Containers, on the other hand, are stateless by default. This means storage is created and discarded along with the container. A sandbox layer is created when a container image is edited. All data is stored in the sandbox layer, which is active only as part of the container. For persistent storage with containers, you have four options: data volumes, data containers, storage mounts or plug-ins. These options differ in where they store the data. Docker has detailed specifications for storage, but there are also third-party storage products like ClusterHQ Flocker and the NetApp plug-in.
The big difference is that storage with containers is tied to the application layer, not the infrastructure layer (as is the case with VMs). Each service of your microservices app can have its own storage, which can be managed differently from storage of other services. This provides more flexibility and control over storage.
Containers vs VMs: Deployment and management
The tool set to manage and deploy VMs is mature. VCenter Server is used to manage VMs in VMware. Configuration management tools like Chef and Puppet help with automated deployment of VMs in the cloud or in data centers. VMs hosted on infrastructure-as-a-service platforms are managed with tools specific to each cloud vendor. For example, Amazon Web Services has CloudFormation, which automates the creation of EC2 instances using templates. It also features CodeDeploy, a tool that makes deployment with VMs a breeze. VMs bring more control and have more options in the way they are managed.
Lots of these tools are quickly adding support for containers, but containers lag behind VMs when it comes to the options available for management. Container orchestrators are used to manage the creation and deployment of containers at scale. Kubernetes is leading the pack of container orchestration tools, but this space is still nascent, and Docker Swarm and Apache Mesos are equally capable offerings.

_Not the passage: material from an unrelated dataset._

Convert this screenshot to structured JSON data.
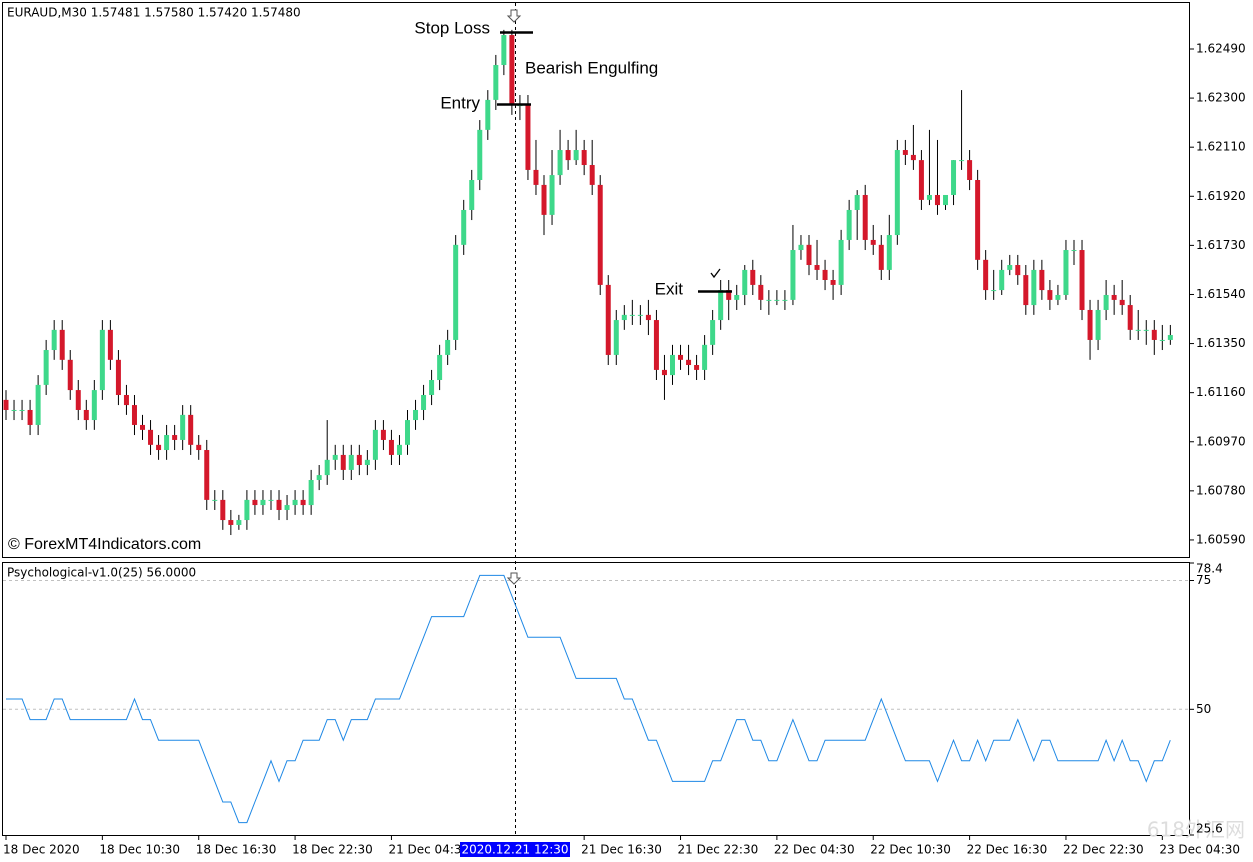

Containers have changed the software delivery pipeline, but for the better. Understanding the differences in the lifecycle of a container and VM will help you decide which to use for which workloads.
But when it comes to microservices, containers do have an edge. Yes, VMs have strong security defaults, more familiar stateful storage options and a mature ecosystem of management tools. However, containers are much easier to create and share, easier to bring more control over storage and are more nimble compared to VMs. This makes containers the preferred option for modern microservices applications.